Over the past twenty years, at the cost of a substantial amount of money and far too many irreplaceable lives, the West attempted to build a viable nation. This was not entirely without positive results - the country has not been used as a base to commit terrorist atrocities in the rest of the world since 2001 and a generation of Afghan women grew up with rights and access to education and healthcare.
However, all those efforts were undercut because the elected government of Afghanistan proved to be an incompetent kleptocracy for which almost the only argument in its defence was that the unstable coalition of brain-dead barbarians which replaced it faster than anyone thought possible when Western troops pulled out was obviously going to be, and is, even worse.
We now have the situation where an entire country is in serious danger of mass starvation, and although the primary reasons for this are the corruption and incompetence of the previous Afghan government and the dangerous lunacy of the present one, the Western powers which were propping up that previous government cannot avoid our share of responsibility.

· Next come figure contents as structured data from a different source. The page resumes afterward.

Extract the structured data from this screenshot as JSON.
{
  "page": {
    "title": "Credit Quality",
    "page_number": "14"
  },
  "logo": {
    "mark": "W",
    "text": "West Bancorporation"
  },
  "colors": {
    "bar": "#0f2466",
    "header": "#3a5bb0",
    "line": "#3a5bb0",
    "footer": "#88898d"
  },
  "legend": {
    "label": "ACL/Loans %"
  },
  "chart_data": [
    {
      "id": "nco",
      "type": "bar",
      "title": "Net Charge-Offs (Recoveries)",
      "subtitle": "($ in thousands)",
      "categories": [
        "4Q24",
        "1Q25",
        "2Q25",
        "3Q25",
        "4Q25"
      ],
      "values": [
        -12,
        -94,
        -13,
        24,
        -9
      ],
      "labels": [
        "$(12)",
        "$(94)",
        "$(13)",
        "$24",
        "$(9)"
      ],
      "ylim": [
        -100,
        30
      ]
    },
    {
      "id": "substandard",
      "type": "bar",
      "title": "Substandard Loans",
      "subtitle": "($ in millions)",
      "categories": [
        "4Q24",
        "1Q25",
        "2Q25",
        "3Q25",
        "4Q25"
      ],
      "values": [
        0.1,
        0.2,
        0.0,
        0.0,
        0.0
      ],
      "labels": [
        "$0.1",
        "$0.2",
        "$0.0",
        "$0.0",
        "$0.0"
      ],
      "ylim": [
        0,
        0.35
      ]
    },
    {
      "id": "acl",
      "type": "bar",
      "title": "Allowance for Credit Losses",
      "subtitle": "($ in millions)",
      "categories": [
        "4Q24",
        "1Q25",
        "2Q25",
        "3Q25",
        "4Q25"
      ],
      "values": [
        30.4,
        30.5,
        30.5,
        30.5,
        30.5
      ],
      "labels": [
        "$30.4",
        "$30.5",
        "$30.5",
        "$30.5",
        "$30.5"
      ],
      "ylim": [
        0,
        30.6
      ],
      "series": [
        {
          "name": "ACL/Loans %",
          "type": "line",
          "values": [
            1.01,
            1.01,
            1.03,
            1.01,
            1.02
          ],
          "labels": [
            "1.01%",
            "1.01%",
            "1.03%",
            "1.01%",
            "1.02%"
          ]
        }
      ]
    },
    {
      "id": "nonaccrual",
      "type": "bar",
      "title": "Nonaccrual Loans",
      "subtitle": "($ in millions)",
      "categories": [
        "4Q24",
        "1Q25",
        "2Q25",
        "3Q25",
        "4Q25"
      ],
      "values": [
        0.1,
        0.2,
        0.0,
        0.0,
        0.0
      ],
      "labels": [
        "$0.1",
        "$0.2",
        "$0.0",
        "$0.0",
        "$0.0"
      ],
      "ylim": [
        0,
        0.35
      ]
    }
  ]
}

Nor can we afford to give aid in forms which might be co-opted to support terrorist campaigns.
In this impossible situation the UK government announced yesterday that Britain will provide £75 million of emergency aid to 1.8 million Afghans, saving lives, protecting women and girls and supporting stability in the region.
- As winter descends, Afghanistan has been crippled by drought, conflict and an economic crisis, creating a serious risk of migration, regional instability and humanitarian crises.
- That is why the UK has promised £75 million of emergency aid to provide over 1.8 million people in Afghanistan with life-saving food, emergency health services, shelter, water and hygiene services. The funding will be channelled through a range of organisations including the UN and World Food Programme.
- The UK is leading the way on the response to the humanitarian crisis in Afghanistan and these funds will save lives, protect women and girls and support stability in the region.